Nonsteroidal anti-inflammatory drug (NSAID) gastropathy is sufficiently important as to warrant co-administration of misoprostol, proton pump inhibitors (PPIs) or a switch to selective cyclooxygenase (COX)-2 inhibitors.
However, the serious ulcer outcome studies suggested that 40% of the clinically significant gastrointestinal bleeding originated more distally, presumably from NSAID enteropathy.

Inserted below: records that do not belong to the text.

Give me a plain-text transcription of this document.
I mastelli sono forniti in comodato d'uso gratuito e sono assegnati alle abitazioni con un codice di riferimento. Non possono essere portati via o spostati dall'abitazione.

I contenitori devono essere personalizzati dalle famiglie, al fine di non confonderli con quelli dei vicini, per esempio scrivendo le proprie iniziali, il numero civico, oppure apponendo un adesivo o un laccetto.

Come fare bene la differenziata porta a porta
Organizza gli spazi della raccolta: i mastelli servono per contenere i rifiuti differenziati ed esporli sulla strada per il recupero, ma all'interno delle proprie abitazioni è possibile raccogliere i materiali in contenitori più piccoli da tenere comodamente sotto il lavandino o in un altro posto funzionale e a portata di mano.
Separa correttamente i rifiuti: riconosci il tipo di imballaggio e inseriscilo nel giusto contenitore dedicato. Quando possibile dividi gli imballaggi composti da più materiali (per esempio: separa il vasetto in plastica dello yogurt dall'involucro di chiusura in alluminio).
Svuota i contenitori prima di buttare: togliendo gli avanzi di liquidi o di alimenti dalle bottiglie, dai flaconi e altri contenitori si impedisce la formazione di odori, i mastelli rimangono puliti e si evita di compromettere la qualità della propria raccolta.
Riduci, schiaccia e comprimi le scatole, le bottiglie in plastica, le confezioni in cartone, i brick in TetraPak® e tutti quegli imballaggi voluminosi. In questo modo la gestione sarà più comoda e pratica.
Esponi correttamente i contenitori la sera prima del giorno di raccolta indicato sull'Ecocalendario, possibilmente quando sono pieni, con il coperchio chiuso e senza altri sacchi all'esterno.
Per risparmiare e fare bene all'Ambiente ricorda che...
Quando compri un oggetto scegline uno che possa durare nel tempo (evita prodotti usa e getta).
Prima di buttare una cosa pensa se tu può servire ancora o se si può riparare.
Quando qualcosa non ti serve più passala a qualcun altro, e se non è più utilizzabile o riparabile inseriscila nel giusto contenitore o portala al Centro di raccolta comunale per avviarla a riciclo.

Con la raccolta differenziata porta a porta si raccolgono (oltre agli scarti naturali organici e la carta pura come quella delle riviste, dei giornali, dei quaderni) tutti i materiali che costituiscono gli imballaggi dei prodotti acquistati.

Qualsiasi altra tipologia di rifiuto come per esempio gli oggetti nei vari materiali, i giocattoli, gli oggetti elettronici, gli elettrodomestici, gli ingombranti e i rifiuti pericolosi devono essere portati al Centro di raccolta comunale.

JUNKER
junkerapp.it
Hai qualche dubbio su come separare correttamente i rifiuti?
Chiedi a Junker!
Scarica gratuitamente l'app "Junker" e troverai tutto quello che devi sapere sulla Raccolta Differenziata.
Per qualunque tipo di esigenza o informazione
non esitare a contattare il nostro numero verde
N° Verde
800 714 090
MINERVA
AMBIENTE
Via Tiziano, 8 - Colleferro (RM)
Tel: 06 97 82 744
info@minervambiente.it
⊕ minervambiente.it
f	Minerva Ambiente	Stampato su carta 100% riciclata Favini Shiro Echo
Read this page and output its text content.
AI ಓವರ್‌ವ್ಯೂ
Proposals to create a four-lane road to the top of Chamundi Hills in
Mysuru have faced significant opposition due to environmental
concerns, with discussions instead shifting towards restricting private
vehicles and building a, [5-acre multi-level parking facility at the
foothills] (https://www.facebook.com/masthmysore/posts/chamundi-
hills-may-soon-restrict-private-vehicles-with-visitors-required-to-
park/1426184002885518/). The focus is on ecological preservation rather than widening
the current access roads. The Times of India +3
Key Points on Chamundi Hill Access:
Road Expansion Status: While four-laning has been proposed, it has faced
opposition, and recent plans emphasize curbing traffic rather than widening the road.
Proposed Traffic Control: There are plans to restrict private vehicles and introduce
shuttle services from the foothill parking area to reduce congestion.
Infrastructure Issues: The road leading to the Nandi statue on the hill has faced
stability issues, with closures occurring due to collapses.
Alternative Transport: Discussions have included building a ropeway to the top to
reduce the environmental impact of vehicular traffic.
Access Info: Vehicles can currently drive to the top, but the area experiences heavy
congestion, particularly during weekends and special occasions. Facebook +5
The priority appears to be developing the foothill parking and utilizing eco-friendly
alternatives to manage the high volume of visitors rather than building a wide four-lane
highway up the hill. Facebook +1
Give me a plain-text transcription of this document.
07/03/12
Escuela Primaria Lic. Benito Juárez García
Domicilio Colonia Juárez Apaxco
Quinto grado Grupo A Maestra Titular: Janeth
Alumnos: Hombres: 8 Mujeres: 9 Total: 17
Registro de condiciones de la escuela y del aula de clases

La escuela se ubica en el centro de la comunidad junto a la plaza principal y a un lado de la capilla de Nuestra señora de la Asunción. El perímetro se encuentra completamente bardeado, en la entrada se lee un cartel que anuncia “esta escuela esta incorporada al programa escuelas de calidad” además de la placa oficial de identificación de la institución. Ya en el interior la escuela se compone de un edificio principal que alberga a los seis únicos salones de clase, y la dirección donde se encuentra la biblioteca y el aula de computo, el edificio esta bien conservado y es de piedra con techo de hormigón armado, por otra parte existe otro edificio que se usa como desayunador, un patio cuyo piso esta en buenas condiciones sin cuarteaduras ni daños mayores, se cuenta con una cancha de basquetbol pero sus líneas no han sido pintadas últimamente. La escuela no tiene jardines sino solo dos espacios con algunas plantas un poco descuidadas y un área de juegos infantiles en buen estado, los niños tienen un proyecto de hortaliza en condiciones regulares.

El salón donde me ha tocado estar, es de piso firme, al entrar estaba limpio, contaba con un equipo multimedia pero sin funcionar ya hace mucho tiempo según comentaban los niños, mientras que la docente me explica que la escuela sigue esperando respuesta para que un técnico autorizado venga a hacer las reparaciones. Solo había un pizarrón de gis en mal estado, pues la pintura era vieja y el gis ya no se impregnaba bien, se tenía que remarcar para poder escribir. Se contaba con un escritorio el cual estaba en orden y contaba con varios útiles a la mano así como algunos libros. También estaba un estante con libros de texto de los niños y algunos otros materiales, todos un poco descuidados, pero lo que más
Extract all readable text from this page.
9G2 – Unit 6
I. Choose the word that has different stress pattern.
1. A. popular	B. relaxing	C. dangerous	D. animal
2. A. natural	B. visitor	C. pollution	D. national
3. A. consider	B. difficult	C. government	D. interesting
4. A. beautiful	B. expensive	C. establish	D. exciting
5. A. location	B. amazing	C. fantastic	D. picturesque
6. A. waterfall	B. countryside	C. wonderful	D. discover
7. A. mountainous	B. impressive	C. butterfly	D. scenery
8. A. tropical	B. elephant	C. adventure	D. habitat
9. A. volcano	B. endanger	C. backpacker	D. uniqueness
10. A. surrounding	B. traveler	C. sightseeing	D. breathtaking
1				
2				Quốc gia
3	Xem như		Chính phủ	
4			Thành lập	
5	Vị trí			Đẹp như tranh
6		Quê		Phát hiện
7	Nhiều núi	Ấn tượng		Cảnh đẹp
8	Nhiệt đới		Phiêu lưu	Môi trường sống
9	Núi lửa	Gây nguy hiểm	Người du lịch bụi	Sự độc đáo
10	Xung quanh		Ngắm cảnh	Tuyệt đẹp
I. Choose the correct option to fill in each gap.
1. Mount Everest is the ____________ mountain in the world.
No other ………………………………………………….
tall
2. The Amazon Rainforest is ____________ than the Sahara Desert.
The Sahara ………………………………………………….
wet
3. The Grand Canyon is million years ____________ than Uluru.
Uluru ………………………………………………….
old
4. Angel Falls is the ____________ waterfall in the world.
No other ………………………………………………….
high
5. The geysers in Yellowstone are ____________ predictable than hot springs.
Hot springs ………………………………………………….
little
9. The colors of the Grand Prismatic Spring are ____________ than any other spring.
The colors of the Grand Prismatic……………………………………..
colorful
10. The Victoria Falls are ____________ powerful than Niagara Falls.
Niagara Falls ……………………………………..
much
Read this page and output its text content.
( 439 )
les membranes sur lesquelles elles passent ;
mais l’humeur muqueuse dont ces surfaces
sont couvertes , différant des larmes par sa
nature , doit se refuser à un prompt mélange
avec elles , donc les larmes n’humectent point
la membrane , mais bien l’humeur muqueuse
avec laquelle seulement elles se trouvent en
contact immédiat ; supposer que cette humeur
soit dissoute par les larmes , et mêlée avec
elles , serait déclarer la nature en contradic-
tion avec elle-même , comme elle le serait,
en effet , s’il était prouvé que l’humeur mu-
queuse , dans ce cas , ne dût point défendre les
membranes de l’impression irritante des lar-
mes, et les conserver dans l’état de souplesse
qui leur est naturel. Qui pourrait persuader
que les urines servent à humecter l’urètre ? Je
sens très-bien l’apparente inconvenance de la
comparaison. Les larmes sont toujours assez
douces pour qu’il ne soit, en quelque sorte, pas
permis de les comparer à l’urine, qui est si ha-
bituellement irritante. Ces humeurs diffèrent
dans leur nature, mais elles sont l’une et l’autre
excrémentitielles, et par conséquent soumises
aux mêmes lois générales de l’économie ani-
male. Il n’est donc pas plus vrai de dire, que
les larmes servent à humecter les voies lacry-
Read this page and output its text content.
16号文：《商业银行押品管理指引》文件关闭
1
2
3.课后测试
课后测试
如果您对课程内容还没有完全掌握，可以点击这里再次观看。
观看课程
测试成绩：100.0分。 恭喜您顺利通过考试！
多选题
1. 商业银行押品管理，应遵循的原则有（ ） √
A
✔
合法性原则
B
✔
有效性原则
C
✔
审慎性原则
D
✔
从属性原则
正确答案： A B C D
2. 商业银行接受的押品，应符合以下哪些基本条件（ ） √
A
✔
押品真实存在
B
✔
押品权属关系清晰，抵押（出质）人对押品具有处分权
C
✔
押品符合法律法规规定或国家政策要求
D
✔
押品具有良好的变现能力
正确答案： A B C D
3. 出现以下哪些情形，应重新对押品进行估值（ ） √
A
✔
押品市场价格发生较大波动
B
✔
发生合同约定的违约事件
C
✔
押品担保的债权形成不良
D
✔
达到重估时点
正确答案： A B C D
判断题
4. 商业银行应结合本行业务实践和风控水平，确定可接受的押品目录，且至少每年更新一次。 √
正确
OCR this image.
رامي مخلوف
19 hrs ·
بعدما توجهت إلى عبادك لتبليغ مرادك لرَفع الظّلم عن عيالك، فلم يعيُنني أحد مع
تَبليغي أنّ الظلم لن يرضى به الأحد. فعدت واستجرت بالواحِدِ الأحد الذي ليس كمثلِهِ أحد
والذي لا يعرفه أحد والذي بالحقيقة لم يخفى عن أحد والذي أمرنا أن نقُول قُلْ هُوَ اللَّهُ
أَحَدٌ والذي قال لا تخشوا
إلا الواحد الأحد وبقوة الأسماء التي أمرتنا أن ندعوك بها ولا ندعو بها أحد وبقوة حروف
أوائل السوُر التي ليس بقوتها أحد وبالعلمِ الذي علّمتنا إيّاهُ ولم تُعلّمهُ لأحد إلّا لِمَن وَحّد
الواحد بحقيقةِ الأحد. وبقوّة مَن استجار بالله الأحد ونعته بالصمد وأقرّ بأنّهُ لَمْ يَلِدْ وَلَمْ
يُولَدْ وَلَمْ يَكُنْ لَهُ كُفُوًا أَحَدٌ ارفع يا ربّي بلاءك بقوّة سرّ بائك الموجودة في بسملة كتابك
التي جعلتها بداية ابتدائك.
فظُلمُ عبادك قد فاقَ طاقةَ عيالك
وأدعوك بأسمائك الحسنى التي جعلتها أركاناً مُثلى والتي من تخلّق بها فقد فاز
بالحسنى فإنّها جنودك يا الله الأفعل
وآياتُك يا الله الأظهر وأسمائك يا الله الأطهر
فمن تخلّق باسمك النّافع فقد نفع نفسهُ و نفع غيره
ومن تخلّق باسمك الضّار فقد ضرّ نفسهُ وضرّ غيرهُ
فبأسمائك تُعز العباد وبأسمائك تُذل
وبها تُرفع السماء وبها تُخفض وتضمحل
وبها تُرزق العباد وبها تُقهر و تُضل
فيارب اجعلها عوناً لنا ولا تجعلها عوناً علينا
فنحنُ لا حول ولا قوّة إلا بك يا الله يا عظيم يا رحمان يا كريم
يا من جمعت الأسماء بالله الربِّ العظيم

|The small bowel in 62% of patients on NSAIDs was abnormal|
|Clinical Gastroenterology and Hepatology|
Professor Ingvar Bjarnason and colleagues from England used capsule enteroscopy to study small-bowel damage in patients on long-term NSAIDs and COX-2-selective agents.
The team had 60 healthy volunteers act as controls.
The research team reported that 120 patients on long-term NSAIDs, and 40 on COX-2 selective agents underwent a capsule enteroscopy study.
Small-bowel damage was categorized and quantitated.
The researchers found that the small bowel in 62% of patients on conventional NSAIDs was abnormal, which differed significantly from controls.
The researchers noted that the main pathology related to reddened folds, denuded areas, and mucosal breaks.
About 2% had diaphragm-like strictures, and 3% had bleeding without an identifiable lesion.
The damage, seen in 50% of patients on selective COX-2 inhibitors, did not differ significantly from that seen with NSAIDs.
Dr Bjarnason's team concluded, "Long-term NSAIDs and COX-2-selective agents cause comparable small-bowel damage."
"This suggests an important role for COX-2 in the maintenance of small-bowel integrity."
"The results have implications for strategies that aim to minimize the gastrointestinal damage in patients requiring anti-inflammatory analgesics."